Why the Timing Matters
The 60-day window is a legal pressure point. Once it expires without authorization, Congress gains leverage to demand a withdrawal of forces or hold votes that could embarrass the administration. A presidential declaration that hostilities have ended sidesteps that mechanism entirely, removing the immediate legal urgency for a congressional response.
The move also carries diplomatic weight. A formal statement to Congress that the conflict is over sets an official U.S. government record of how and when the episode ended, which matters for any ongoing negotiations, sanctions posture, or future legal disputes tied to the engagement.
What Comes Next
Congress can still push back. Lawmakers skeptical of the administration's characterization may challenge whether hostilities have genuinely ended or argue the declaration is premature. The Senate and House could introduce resolutions disputing Trump's framing, though passing them over a potential veto would be difficult.
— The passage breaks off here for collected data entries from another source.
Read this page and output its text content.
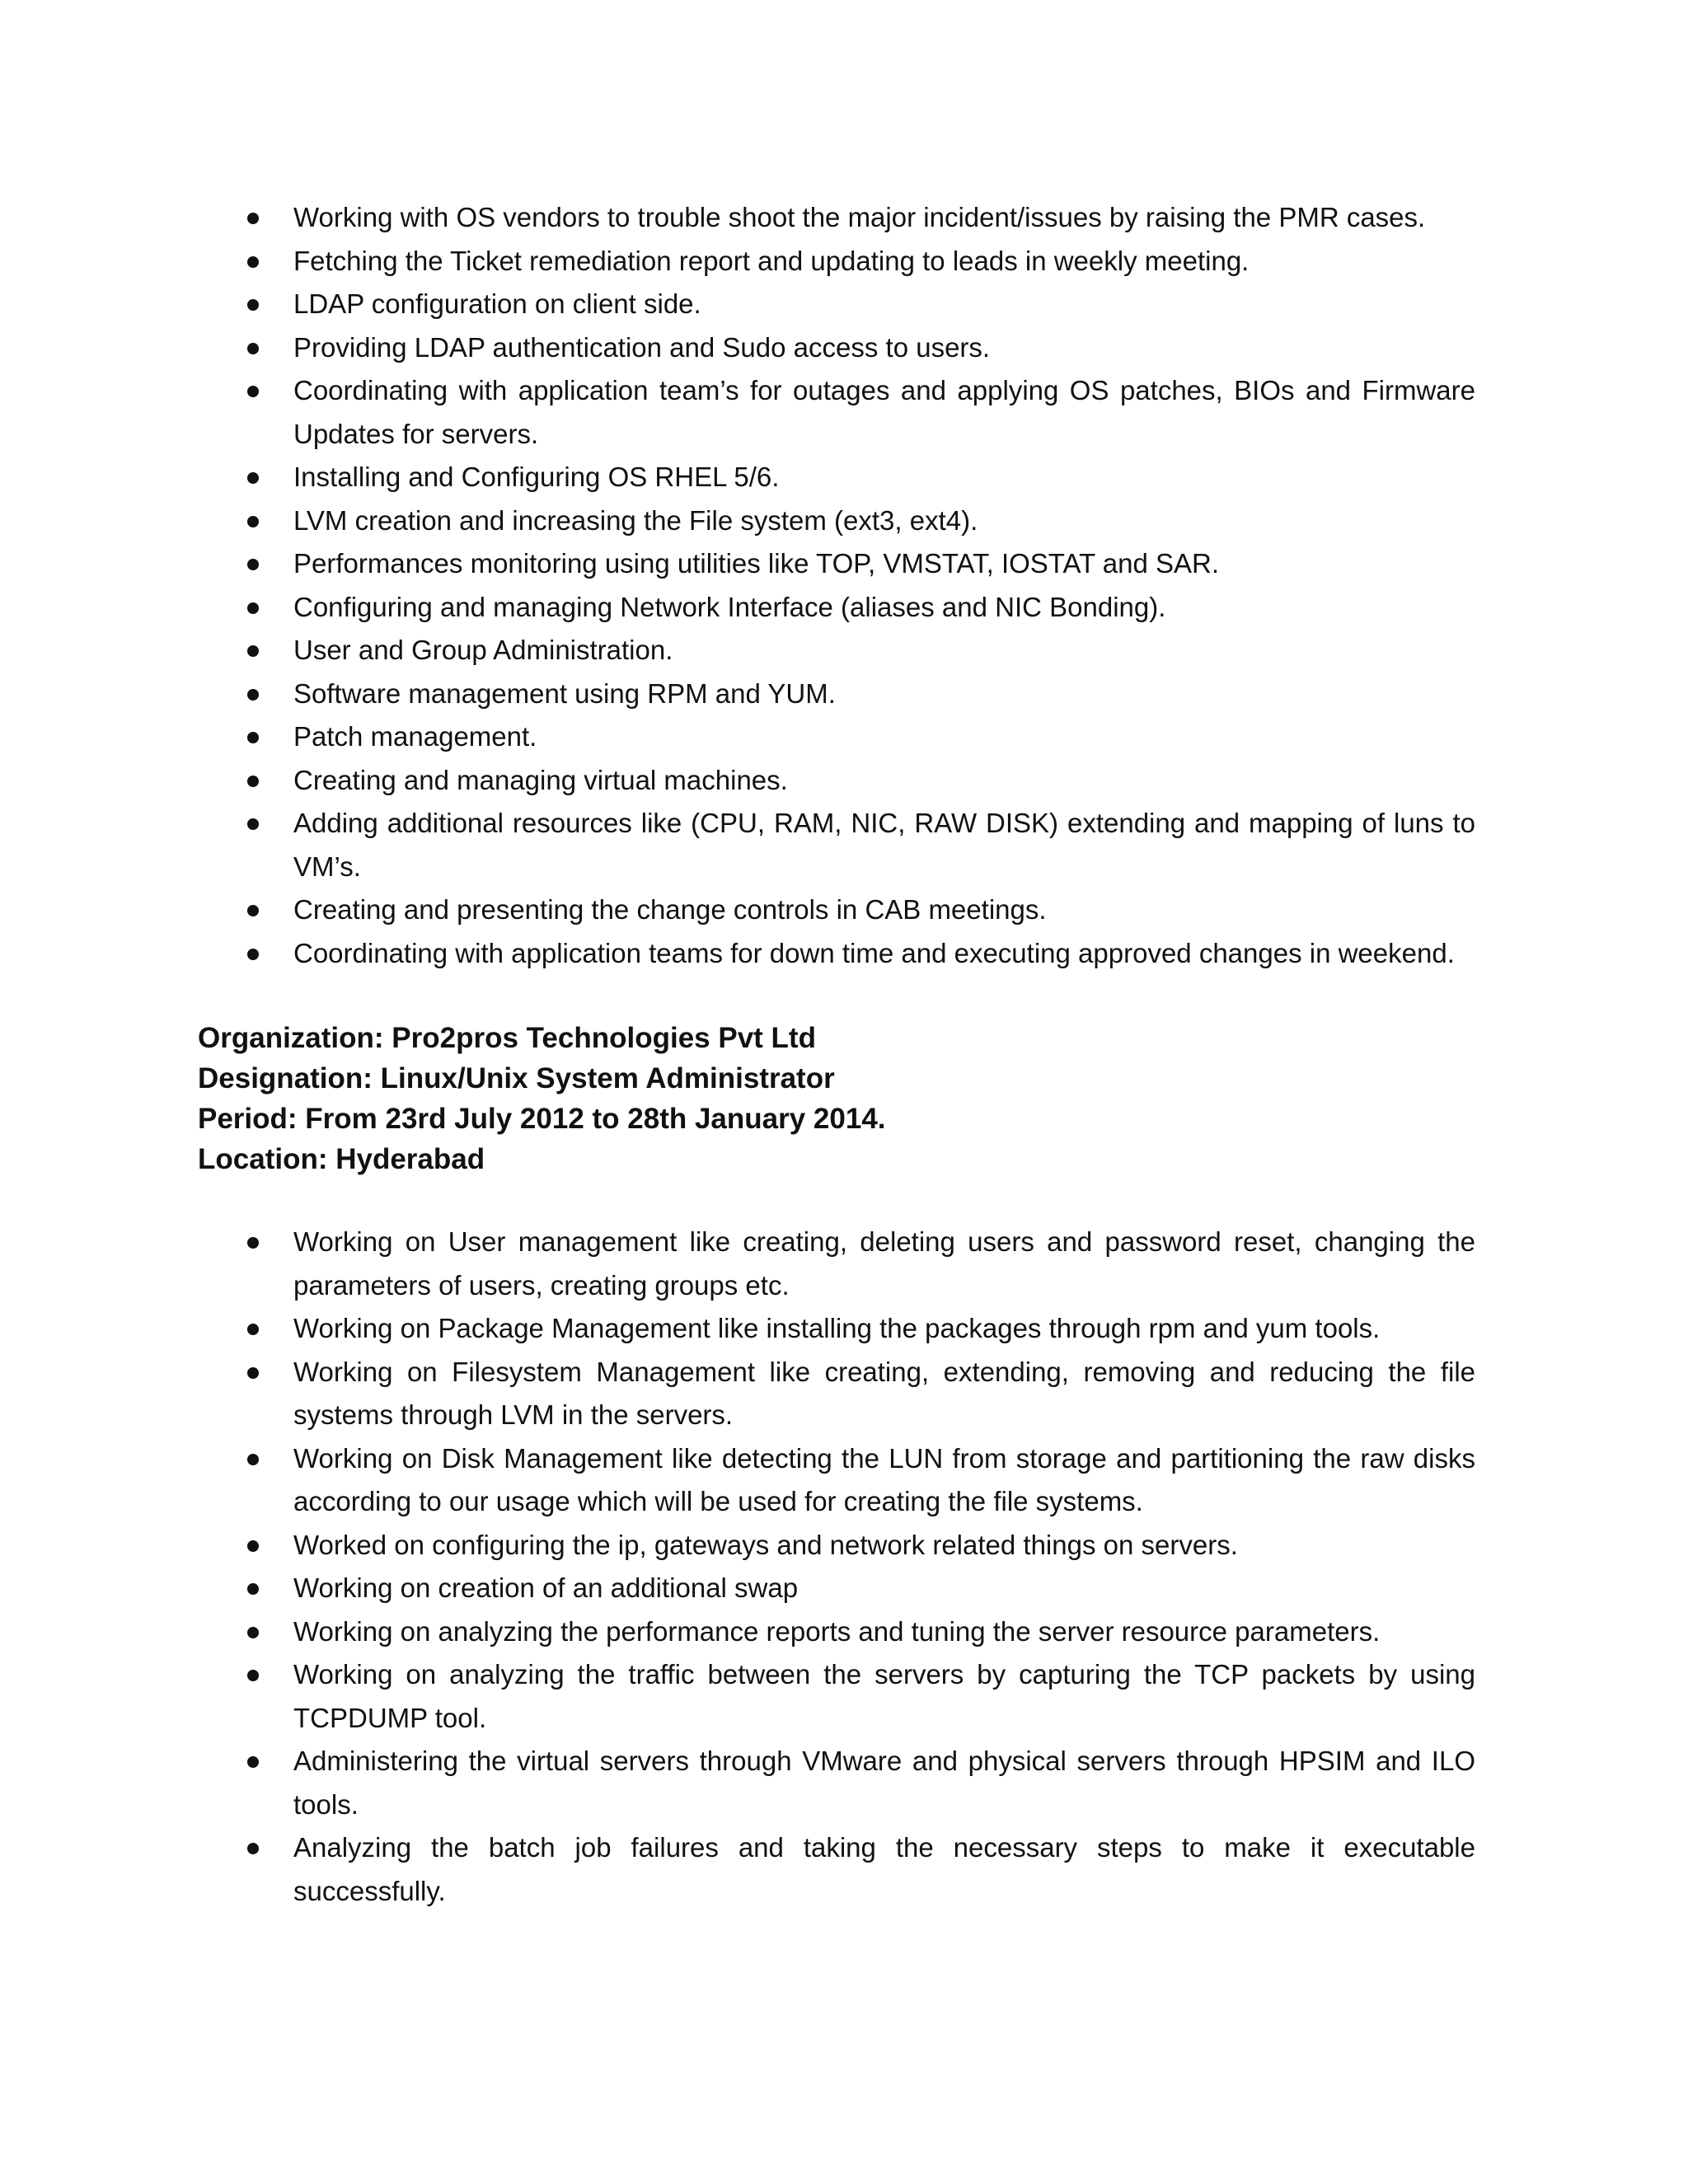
Working with OS vendors to trouble shoot the major incident/issues by raising the PMR cases.
Fetching the Ticket remediation report and updating to leads in weekly meeting.
LDAP configuration on client side.
Providing LDAP authentication and Sudo access to users.
Coordinating with application team’s for outages and applying OS patches, BIOs and Firmware Updates for servers.
Installing and Configuring OS RHEL 5/6.
LVM creation and increasing the File system (ext3, ext4).
Performances monitoring using utilities like TOP, VMSTAT, IOSTAT and SAR.
Configuring and managing Network Interface (aliases and NIC Bonding).
User and Group Administration.
Software management using RPM and YUM.
Patch management.
Creating and managing virtual machines.
Adding additional resources like (CPU, RAM, NIC, RAW DISK) extending and mapping of luns to VM’s.
Creating and presenting the change controls in CAB meetings.
Coordinating with application teams for down time and executing approved changes in weekend.

Organization: Pro2pros Technologies Pvt Ltd

Designation: Linux/Unix System Administrator

Period: From 23rd July 2012 to 28th January 2014.

Location: Hyderabad

Working on User management like creating, deleting users and password reset, changing the parameters of users, creating groups etc.
Working on Package Management like installing the packages through rpm and yum tools.
Working on Filesystem Management like creating, extending, removing and reducing the file systems through LVM in the servers.
Working on Disk Management like detecting the LUN from storage and partitioning the raw disks according to our usage which will be used for creating the file systems.
Worked on configuring the ip, gateways and network related things on servers.
Working on creation of an additional swap
Working on analyzing the performance reports and tuning the server resource parameters.
Working on analyzing the traffic between the servers by capturing the TCP packets by using TCPDUMP tool.
Administering the virtual servers through VMware and physical servers through HPSIM and ILO tools.
Analyzing the batch job failures and taking the necessary steps to make it executable successfully.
For markets and regional stability, the declaration signals Washington does not currently intend to escalate further with Iran. That matters for oil prices, given Iran's role as a major producer and the sensitivity of Gulf shipping lanes to any U.S.-Iran military tension. A formal "terminated" statement reduces the near-term risk premium that had been priced into energy markets during the period of active hostilities.
The broader Iran policy picture, including sanctions and nuclear talks, remains unresolved. The end of immediate military hostilities does not mean a diplomatic settlement is in place, and the underlying tensions that triggered the conflict have not been publicly addressed in this notification.